There was a son who did such to his mother when my mother was in the NH. The son’s mother was only in the early Alzheimer’s stage – she had some confusion, but she could still do most or all of her ADLs, she could still follow a conversation to an extent, and she was still aware of her surroundings. In other words, she had no business being there. The story going around was the son “dumped” her because she lived alone and he did a lot of travel for his job and there was nobody else who could look after her.
It was sad. The woman knew full and well where she was, and the staff made her the honorary welcome/social committee chairperson. She would check in on every resident to say hi and what-have-you, and she’d report back to the nurse if there was anything seriously amiss. I’d like to think she and my mother would have been friends had my mother been able to coherently converse.

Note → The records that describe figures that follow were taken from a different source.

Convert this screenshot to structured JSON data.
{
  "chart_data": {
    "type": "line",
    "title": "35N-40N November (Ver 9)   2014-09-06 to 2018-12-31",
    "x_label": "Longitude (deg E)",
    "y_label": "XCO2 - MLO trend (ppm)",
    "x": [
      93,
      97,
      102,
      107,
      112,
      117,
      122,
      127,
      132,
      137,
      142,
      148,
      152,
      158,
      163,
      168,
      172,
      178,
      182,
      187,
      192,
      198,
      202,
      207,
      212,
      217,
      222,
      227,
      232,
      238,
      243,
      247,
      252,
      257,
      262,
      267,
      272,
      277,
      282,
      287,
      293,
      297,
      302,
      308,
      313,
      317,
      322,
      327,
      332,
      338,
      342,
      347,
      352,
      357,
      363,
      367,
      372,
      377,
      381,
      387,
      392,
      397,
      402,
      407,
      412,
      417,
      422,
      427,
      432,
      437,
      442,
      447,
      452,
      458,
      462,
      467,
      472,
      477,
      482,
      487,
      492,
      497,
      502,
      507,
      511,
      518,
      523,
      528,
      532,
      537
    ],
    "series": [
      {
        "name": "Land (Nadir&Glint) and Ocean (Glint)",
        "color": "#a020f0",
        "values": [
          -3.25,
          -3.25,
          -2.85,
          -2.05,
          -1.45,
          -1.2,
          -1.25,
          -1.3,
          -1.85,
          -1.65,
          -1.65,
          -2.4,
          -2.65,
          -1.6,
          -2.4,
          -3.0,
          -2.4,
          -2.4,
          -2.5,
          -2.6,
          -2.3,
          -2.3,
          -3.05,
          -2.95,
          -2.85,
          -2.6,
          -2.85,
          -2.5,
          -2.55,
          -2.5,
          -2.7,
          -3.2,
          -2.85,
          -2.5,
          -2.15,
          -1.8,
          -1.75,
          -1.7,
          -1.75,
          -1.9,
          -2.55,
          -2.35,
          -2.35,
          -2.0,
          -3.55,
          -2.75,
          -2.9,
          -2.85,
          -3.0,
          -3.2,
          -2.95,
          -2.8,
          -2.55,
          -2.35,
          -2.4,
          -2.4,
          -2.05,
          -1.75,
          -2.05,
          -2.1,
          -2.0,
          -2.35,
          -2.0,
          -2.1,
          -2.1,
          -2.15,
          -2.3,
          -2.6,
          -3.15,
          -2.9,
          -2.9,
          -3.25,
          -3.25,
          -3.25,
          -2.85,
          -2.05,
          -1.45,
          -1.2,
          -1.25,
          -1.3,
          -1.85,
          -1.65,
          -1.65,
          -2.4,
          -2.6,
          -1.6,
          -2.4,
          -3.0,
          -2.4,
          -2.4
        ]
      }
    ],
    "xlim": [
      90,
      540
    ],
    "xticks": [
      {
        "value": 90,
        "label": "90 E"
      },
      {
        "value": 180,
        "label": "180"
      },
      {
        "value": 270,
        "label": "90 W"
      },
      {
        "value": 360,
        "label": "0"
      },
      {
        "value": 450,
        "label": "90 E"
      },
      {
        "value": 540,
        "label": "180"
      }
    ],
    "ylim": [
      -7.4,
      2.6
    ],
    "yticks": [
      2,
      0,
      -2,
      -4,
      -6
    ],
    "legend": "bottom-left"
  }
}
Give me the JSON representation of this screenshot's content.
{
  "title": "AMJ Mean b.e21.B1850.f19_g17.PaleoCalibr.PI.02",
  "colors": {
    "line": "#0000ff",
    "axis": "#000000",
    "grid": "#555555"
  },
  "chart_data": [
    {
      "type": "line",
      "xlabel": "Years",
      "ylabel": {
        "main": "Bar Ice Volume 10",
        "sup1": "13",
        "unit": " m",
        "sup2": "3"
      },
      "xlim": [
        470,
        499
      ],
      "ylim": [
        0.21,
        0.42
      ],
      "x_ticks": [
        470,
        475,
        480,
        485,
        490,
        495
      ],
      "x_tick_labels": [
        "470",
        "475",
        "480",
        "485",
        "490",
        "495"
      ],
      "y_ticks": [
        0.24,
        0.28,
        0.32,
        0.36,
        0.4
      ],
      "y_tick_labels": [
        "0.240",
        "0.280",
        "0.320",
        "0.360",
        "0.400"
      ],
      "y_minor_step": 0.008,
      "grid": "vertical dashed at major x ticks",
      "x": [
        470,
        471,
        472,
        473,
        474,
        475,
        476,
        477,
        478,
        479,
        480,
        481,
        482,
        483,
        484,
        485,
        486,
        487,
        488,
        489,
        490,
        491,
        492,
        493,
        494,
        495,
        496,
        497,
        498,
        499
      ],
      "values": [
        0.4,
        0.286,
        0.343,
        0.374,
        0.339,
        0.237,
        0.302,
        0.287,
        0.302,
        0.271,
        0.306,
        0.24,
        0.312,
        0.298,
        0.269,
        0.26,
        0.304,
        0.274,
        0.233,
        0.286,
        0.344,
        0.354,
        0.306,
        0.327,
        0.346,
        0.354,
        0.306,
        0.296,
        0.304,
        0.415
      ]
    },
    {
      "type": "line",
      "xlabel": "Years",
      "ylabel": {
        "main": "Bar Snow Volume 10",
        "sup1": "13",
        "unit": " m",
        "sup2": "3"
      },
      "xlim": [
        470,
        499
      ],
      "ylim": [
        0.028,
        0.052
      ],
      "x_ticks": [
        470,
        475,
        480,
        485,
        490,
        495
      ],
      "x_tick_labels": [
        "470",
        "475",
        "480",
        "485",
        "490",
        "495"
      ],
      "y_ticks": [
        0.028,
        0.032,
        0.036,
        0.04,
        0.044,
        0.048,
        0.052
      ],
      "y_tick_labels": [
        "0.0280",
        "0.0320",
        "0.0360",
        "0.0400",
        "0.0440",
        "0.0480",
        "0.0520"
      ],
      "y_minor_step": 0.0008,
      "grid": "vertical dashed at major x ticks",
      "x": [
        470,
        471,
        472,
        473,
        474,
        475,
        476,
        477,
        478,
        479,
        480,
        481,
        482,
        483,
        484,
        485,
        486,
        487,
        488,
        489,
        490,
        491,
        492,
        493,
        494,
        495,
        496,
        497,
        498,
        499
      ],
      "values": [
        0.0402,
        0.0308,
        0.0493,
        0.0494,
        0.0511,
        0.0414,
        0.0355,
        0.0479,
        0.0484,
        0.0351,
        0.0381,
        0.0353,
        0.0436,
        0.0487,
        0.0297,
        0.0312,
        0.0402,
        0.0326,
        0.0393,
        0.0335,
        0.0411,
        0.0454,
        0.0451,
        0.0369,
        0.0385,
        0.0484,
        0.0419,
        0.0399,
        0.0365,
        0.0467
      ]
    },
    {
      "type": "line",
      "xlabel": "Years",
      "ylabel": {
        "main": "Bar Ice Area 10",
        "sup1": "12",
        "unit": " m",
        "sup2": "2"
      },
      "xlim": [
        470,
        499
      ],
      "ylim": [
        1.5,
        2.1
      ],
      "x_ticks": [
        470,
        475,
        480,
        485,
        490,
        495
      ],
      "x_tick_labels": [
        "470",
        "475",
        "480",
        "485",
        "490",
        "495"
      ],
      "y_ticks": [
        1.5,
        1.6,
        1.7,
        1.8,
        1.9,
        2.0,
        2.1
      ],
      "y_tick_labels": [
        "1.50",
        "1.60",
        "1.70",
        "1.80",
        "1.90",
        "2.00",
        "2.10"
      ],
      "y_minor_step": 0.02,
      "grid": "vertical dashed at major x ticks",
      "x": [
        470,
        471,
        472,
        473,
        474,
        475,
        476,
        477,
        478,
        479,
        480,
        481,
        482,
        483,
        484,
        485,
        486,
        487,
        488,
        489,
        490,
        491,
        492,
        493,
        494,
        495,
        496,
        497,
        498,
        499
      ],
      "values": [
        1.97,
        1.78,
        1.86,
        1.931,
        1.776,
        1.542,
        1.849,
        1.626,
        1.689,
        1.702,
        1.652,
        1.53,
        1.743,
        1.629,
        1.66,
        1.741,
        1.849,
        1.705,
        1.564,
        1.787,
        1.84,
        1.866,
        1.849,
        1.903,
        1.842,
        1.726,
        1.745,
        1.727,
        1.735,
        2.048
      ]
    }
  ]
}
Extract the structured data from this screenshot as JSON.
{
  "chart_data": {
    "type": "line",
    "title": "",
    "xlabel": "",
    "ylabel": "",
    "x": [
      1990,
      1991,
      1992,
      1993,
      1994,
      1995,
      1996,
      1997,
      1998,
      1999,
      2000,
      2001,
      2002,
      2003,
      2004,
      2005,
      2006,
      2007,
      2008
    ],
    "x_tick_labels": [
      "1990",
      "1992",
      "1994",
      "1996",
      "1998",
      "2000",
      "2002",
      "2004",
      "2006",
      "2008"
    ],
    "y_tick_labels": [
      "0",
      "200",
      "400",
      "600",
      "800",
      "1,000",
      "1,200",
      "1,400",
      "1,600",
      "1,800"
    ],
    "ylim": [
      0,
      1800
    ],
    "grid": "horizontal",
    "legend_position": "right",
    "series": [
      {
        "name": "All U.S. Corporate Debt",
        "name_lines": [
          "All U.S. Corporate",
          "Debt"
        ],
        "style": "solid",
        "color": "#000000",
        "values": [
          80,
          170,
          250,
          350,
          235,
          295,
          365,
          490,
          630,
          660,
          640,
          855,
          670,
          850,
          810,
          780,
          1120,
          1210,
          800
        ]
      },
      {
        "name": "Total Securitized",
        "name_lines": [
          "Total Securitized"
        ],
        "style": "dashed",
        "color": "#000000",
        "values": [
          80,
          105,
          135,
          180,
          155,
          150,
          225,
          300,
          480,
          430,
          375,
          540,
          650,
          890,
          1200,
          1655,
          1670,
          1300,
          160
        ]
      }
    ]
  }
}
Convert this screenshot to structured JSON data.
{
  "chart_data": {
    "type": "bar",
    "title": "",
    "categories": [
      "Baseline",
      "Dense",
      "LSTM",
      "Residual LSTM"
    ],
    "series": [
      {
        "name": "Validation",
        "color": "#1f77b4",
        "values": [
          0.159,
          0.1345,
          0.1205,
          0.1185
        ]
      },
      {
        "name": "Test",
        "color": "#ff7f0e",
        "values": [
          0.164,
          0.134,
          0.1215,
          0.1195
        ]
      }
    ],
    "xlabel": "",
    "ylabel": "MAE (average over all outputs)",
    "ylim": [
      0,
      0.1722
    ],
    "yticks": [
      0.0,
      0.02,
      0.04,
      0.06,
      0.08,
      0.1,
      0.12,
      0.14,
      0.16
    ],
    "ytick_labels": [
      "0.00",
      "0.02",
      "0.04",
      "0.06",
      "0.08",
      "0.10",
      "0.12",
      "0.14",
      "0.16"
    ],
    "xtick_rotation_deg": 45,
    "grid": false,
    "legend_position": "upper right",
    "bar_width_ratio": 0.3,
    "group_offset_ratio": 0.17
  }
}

I know a woman who has a severely disabled daughter. She (the woman) volunteers at the regional children’s hospital and could tell you very similar stories :shudder:
As I say, one has ABSOLUTELY NO IDEA about any of this until it happens to somebody in their family. It’s easy to spout off and say what you think you would do in such a situation, but thinking what you’d do and what you’d actually do when faced with such are two totally different things.
Having worked as a Home Health Aide, I agree that this is a terrible deal for all involved. I think other posters have covered all the reasons.
ZipperJJ
Nursing homes range from hell holes you see on Sixty Minutes undercover reports, to wonderful places to live. In my experience, most places fall in the middle. The workers would never actively mistreat a patient- BUT there are often not enough staff members and they pull long shifts.